I am not the type of guy who likes hugs. I’m “OK” with handshakes or bows. Even a wave, nod, or the old tip of the hat is fine with me. But what do you do with an 8-year-old girl who comes running up to you, arms open, with a big smile on her face and large, happy eyes? What do you do with a little girl who expects to be lifted up into the air, into a warm reassuring hug that says every thing is going to be all right, when you know she is never going to be all right again? How can you hug a child with herpes zoster (shingles) and not cause her excruciating pain?

When Masela runs toward me, I stop her in her tracks by raising my hand like the police.

“One, two three, red light!” I say.

Then, while she stands there, frozen in place, with me watching to see if she
moves so much as an eyelid, I walk over to her and ask her:

“Is it OK for me to hug you today? Will I give you much pain if I hug you? Where are the sores so I do not rub into them?”

Joy fades from Masela’s eyes as her hands come slowly down to her sides and her face turns downward to the floor. With the softest of whispers that can only be uttered by the soul of an infected child she says, “I’m OK! Mom says today I’m huggable!”

Then, I move like lightning back across the room. The words explode from my mouth: “One, two, three, green light!” 

She lifts her head and I see that her face is beaming. Then she’s off, running across the floor, into the air, and into my arms.

Thoughts spin through my mind: Thank God she can be hugged today! Thank God her herpes zoster is beginning to heal! Thank God for the good days! Thank God for reassuring hugs!

Masela was in second grade. Her mom brought her to be tested for HIV at a Volunteering, Counseling and Testing Center where I was assisting as a volunteer counselor. Masela had more than two clinical signs of HIV and her health was getting worse. Her mom needed to know of her little girl’s HIV status. The mom herself was convinced she was positive.

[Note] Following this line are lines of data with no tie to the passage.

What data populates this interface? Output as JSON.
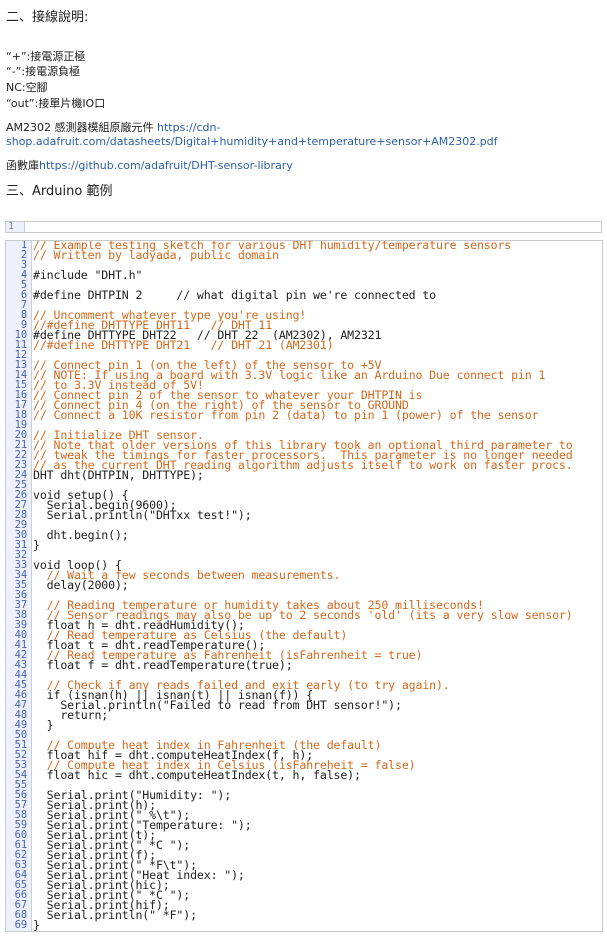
{
  "section2_title": "二、接線說明:",
  "pins": [
    "“+”:接電源正極",
    "“-”:接電源負極",
    "NC:空腳",
    "“out”:接單片機IO口"
  ],
  "component_text": "AM2302 感測器模組原廠元件 ",
  "component_link_line1": "https://cdn-",
  "component_link_line2": "shop.adafruit.com/datasheets/Digital+humidity+and+temperature+sensor+AM2302.pdf",
  "library_text": "函數庫",
  "library_link": "https://github.com/adafruit/DHT-sensor-library",
  "section3_title": "三、Arduino 範例",
  "snippet_line_number": "1",
  "code_lines": [
    {
      "n": "1",
      "t": "// Example testing sketch for various DHT humidity/temperature sensors",
      "c": true
    },
    {
      "n": "2",
      "t": "// Written by ladyada, public domain",
      "c": true
    },
    {
      "n": "3",
      "t": "",
      "c": false
    },
    {
      "n": "4",
      "t": "#include \"DHT.h\"",
      "c": false
    },
    {
      "n": "5",
      "t": "",
      "c": false
    },
    {
      "n": "6",
      "t": "#define DHTPIN 2     // what digital pin we're connected to",
      "c": false
    },
    {
      "n": "7",
      "t": "",
      "c": false
    },
    {
      "n": "8",
      "t": "// Uncomment whatever type you're using!",
      "c": true
    },
    {
      "n": "9",
      "t": "//#define DHTTYPE DHT11   // DHT 11",
      "c": true
    },
    {
      "n": "10",
      "t": "#define DHTTYPE DHT22   // DHT 22  (AM2302), AM2321",
      "c": false
    },
    {
      "n": "11",
      "t": "//#define DHTTYPE DHT21   // DHT 21 (AM2301)",
      "c": true
    },
    {
      "n": "12",
      "t": "",
      "c": false
    },
    {
      "n": "13",
      "t": "// Connect pin 1 (on the left) of the sensor to +5V",
      "c": true
    },
    {
      "n": "14",
      "t": "// NOTE: If using a board with 3.3V logic like an Arduino Due connect pin 1",
      "c": true
    },
    {
      "n": "15",
      "t": "// to 3.3V instead of 5V!",
      "c": true
    },
    {
      "n": "16",
      "t": "// Connect pin 2 of the sensor to whatever your DHTPIN is",
      "c": true
    },
    {
      "n": "17",
      "t": "// Connect pin 4 (on the right) of the sensor to GROUND",
      "c": true
    },
    {
      "n": "18",
      "t": "// Connect a 10K resistor from pin 2 (data) to pin 1 (power) of the sensor",
      "c": true
    },
    {
      "n": "19",
      "t": "",
      "c": false
    },
    {
      "n": "20",
      "t": "// Initialize DHT sensor.",
      "c": true
    },
    {
      "n": "21",
      "t": "// Note that older versions of this library took an optional third parameter to",
      "c": true
    },
    {
      "n": "22",
      "t": "// tweak the timings for faster processors.  This parameter is no longer needed",
      "c": true
    },
    {
      "n": "23",
      "t": "// as the current DHT reading algorithm adjusts itself to work on faster procs.",
      "c": true
    },
    {
      "n": "24",
      "t": "DHT dht(DHTPIN, DHTTYPE);",
      "c": false
    },
    {
      "n": "25",
      "t": "",
      "c": false
    },
    {
      "n": "26",
      "t": "void setup() {",
      "c": false
    },
    {
      "n": "27",
      "t": "  Serial.begin(9600);",
      "c": false
    },
    {
      "n": "28",
      "t": "  Serial.println(\"DHTxx test!\");",
      "c": false
    },
    {
      "n": "29",
      "t": "",
      "c": false
    },
    {
      "n": "30",
      "t": "  dht.begin();",
      "c": false
    },
    {
      "n": "31",
      "t": "}",
      "c": false
    },
    {
      "n": "32",
      "t": "",
      "c": false
    },
    {
      "n": "33",
      "t": "void loop() {",
      "c": false
    },
    {
      "n": "34",
      "t": "  // Wait a few seconds between measurements.",
      "c": true
    },
    {
      "n": "35",
      "t": "  delay(2000);",
      "c": false
    },
    {
      "n": "36",
      "t": "",
      "c": false
    },
    {
      "n": "37",
      "t": "  // Reading temperature or humidity takes about 250 milliseconds!",
      "c": true
    },
    {
      "n": "38",
      "t": "  // Sensor readings may also be up to 2 seconds 'old' (its a very slow sensor)",
      "c": true
    },
    {
      "n": "39",
      "t": "  float h = dht.readHumidity();",
      "c": false
    },
    {
      "n": "40",
      "t": "  // Read temperature as Celsius (the default)",
      "c": true
    },
    {
      "n": "41",
      "t": "  float t = dht.readTemperature();",
      "c": false
    },
    {
      "n": "42",
      "t": "  // Read temperature as Fahrenheit (isFahrenheit = true)",
      "c": true
    },
    {
      "n": "43",
      "t": "  float f = dht.readTemperature(true);",
      "c": false
    },
    {
      "n": "44",
      "t": "",
      "c": false
    },
    {
      "n": "45",
      "t": "  // Check if any reads failed and exit early (to try again).",
      "c": true
    },
    {
      "n": "46",
      "t": "  if (isnan(h) || isnan(t) || isnan(f)) {",
      "c": false
    },
    {
      "n": "47",
      "t": "    Serial.println(\"Failed to read from DHT sensor!\");",
      "c": false
    },
    {
      "n": "48",
      "t": "    return;",
      "c": false
    },
    {
      "n": "49",
      "t": "  }",
      "c": false
    },
    {
      "n": "50",
      "t": "",
      "c": false
    },
    {
      "n": "51",
      "t": "  // Compute heat index in Fahrenheit (the default)",
      "c": true
    },
    {
      "n": "52",
      "t": "  float hif = dht.computeHeatIndex(f, h);",
      "c": false
    },
    {
      "n": "53",
      "t": "  // Compute heat index in Celsius (isFahreheit = false)",
      "c": true
    },
    {
      "n": "54",
      "t": "  float hic = dht.computeHeatIndex(t, h, false);",
      "c": false
    },
    {
      "n": "55",
      "t": "",
      "c": false
    },
    {
      "n": "56",
      "t": "  Serial.print(\"Humidity: \");",
      "c": false
    },
    {
      "n": "57",
      "t": "  Serial.print(h);",
      "c": false
    },
    {
      "n": "58",
      "t": "  Serial.print(\" %\\t\");",
      "c": false
    },
    {
      "n": "59",
      "t": "  Serial.print(\"Temperature: \");",
      "c": false
    },
    {
      "n": "60",
      "t": "  Serial.print(t);",
      "c": false
    },
    {
      "n": "61",
      "t": "  Serial.print(\" *C \");",
      "c": false
    },
    {
      "n": "62",
      "t": "  Serial.print(f);",
      "c": false
    },
    {
      "n": "63",
      "t": "  Serial.print(\" *F\\t\");",
      "c": false
    },
    {
      "n": "64",
      "t": "  Serial.print(\"Heat index: \");",
      "c": false
    },
    {
      "n": "65",
      "t": "  Serial.print(hic);",
      "c": false
    },
    {
      "n": "66",
      "t": "  Serial.print(\" *C \");",
      "c": false
    },
    {
      "n": "67",
      "t": "  Serial.print(hif);",
      "c": false
    },
    {
      "n": "68",
      "t": "  Serial.println(\" *F\");",
      "c": false
    },
    {
      "n": "69",
      "t": "}",
      "c": false
    }
  ]
}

However, it was not known if Masela’s illnesses were due to a poor immune system as a result of HIV. Both mother and daughter were tested and found HIV-positive.

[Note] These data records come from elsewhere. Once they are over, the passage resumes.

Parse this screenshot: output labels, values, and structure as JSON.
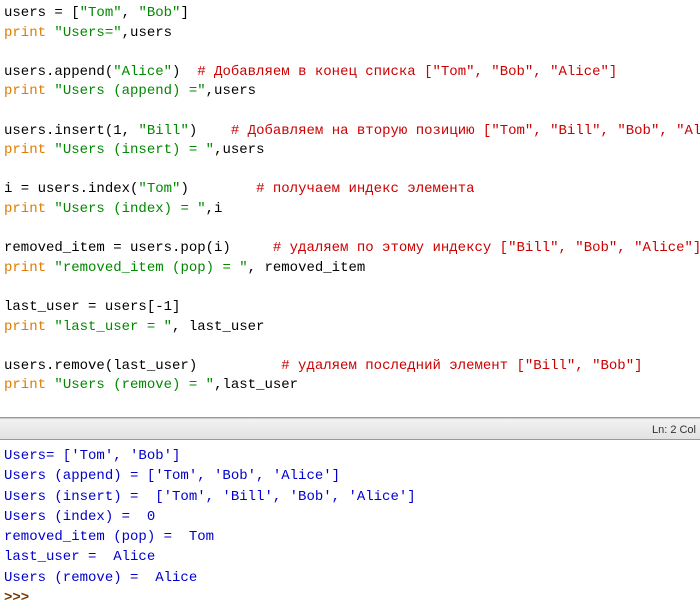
{
  "editor": {
    "l1": {
      "a": "users = [",
      "b": "\"Tom\"",
      "c": ", ",
      "d": "\"Bob\"",
      "e": "]"
    },
    "l2": {
      "kw": "print",
      "sp": " ",
      "s": "\"Users=\"",
      "tail": ",users"
    },
    "l3": {
      "a": "users.append(",
      "s": "\"Alice\"",
      "b": ")  ",
      "c": "# Добавляем в конец списка [\"Tom\", \"Bob\", \"Alice\"]"
    },
    "l4": {
      "kw": "print",
      "sp": " ",
      "s": "\"Users (append) =\"",
      "tail": ",users"
    },
    "l5": {
      "a": "users.insert(",
      "n": "1",
      "b": ", ",
      "s": "\"Bill\"",
      "c": ")    ",
      "cmt": "# Добавляем на вторую позицию [\"Tom\", \"Bill\", \"Bob\", \"Alice\"]"
    },
    "l6": {
      "kw": "print",
      "sp": " ",
      "s": "\"Users (insert) = \"",
      "tail": ",users"
    },
    "l7": {
      "a": "i = users.index(",
      "s": "\"Tom\"",
      "b": ")        ",
      "c": "# получаем индекс элемента"
    },
    "l8": {
      "kw": "print",
      "sp": " ",
      "s": "\"Users (index) = \"",
      "tail": ",i"
    },
    "l9": {
      "a": "removed_item = users.pop(i)     ",
      "c": "# удаляем по этому индексу [\"Bill\", \"Bob\", \"Alice\"]"
    },
    "l10": {
      "kw": "print",
      "sp": " ",
      "s": "\"removed_item (pop) = \"",
      "tail": ", removed_item"
    },
    "l11": {
      "a": "last_user = users[-",
      "n": "1",
      "b": "]"
    },
    "l12": {
      "kw": "print",
      "sp": " ",
      "s": "\"last_user = \"",
      "tail": ", last_user"
    },
    "l13": {
      "a": "users.remove(last_user)          ",
      "c": "# удаляем последний элемент [\"Bill\", \"Bob\"]"
    },
    "l14": {
      "kw": "print",
      "sp": " ",
      "s": "\"Users (remove) = \"",
      "tail": ",last_user"
    }
  },
  "statusbar": {
    "text": "Ln: 2   Col"
  },
  "output": {
    "o1": "Users= ['Tom', 'Bob']",
    "o2": "Users (append) = ['Tom', 'Bob', 'Alice']",
    "o3": "Users (insert) =  ['Tom', 'Bill', 'Bob', 'Alice']",
    "o4": "Users (index) =  0",
    "o5": "removed_item (pop) =  Tom",
    "o6": "last_user =  Alice",
    "o7": "Users (remove) =  Alice",
    "prompt": ">>> "
  }
}
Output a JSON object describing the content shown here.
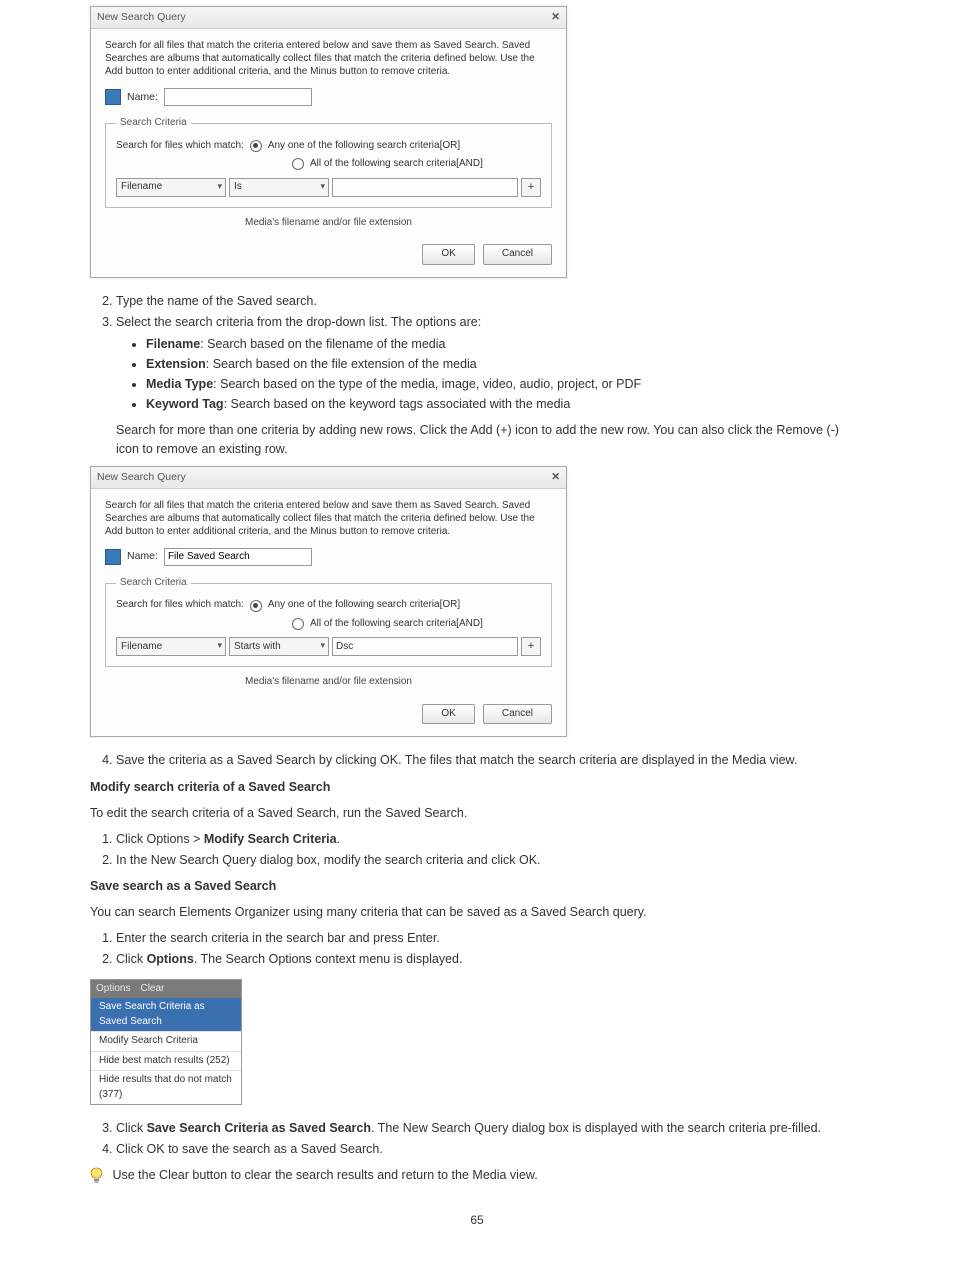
{
  "dialog1": {
    "title": "New Search Query",
    "desc": "Search for all files that match the criteria entered below and save them as Saved Search. Saved Searches are albums that automatically collect files that match the criteria defined below. Use the Add button to enter additional criteria, and the Minus button to remove criteria.",
    "name_label": "Name:",
    "name_value": "",
    "fieldset_legend": "Search Criteria",
    "match_label": "Search for files which match:",
    "opt_or": "Any one of the following search criteria[OR]",
    "opt_and": "All of the following search criteria[AND]",
    "crit_field": "Filename",
    "crit_op": "Is",
    "crit_val": "",
    "hint": "Media's filename and/or file extension",
    "btn_ok": "OK",
    "btn_cancel": "Cancel"
  },
  "dialog2": {
    "title": "New Search Query",
    "name_value": "File Saved Search",
    "crit_field": "Filename",
    "crit_op": "Starts with",
    "crit_val": "Dsc"
  },
  "text": {
    "step2": "Type the name of the Saved search.",
    "step3_intro": "Select the search criteria from the drop-down list. The options are:",
    "bullets": {
      "b1_a": "Filename",
      "b1_b": ": Search based on the filename of the media",
      "b2_a": "Extension",
      "b2_b": ": Search based on the file extension of the media",
      "b3_a": "Media Type",
      "b3_b": ": Search based on the type of the media, image, video, audio, project, or PDF",
      "b4_a": "Keyword Tag",
      "b4_b": ": Search based on the keyword tags associated with the media"
    },
    "step3_after": "Search for more than one criteria by adding new rows. Click the Add (+) icon to add the new row. You can also click the Remove (-) icon to remove an existing row.",
    "step4": "Save the criteria as a Saved Search by clicking OK. The files that match the search criteria are displayed in the Media view.",
    "mod_intro": "To edit the search criteria of a Saved Search, run the Saved Search.",
    "mod1_a": "Click Options >",
    "mod1_b": " Modify Search Criteria",
    "mod1_c": ".",
    "mod2": "In the New Search Query dialog box, modify the search criteria and click OK.",
    "save_intro": "You can search Elements Organizer using many criteria that can be saved as a Saved Search query.",
    "save1": "Enter the search criteria in the search bar and press Enter.",
    "save2_a": "Click",
    "save2_b": " Options",
    "save2_c": ". The Search Options context menu is displayed.",
    "save3_a": "Click",
    "save3_b": " Save Search Criteria as Saved Search",
    "save3_c": ". The New Search Query dialog box is displayed with the search criteria pre-filled.",
    "save4": "Click OK to save the search as a Saved Search.",
    "tip": "Use the Clear button to clear the search results and return to the Media view."
  },
  "headings": {
    "h_mod": "Modify search criteria of a Saved Search",
    "h_save": "Save search as a Saved Search"
  },
  "options_menu": {
    "hdr1": "Options",
    "hdr2": "Clear",
    "i1": "Save Search Criteria as Saved Search",
    "i2": "Modify Search Criteria",
    "i3": "Hide best match results (252)",
    "i4": "Hide results that do not match (377)"
  },
  "page_number": "65"
}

It was a very hard time for Masela and her mom. Two months before coming to the VCT Center her dad had died after a long struggle with full-blown AIDS. Masela shared with me how she helped with the cooking, cleaning, carrying water, and washing clothes. She told me that her dad would make her leave the house early to be at school on time and how he would listen to her read at night when she got home. Masela spoke of how “Mom still cried each night” since Dad was gone and asked me to give “Mom some medicine to make mom’s pain go away. This way mom could sleep at night and be better for work in the mornings.”

Masela shared her favorite things from school to friends with me. She loved school and she wanted to be a nurse so that she could take good care of her mom. This way “Mom would stay a long time and not have to go so fast like Dad did!”

All that could have been done for Masela and her mom were done for them. Their last years with us were filled with as much laughter as they possibly could be. I often pray that she is once again getting her needed hugs, this time from her dad.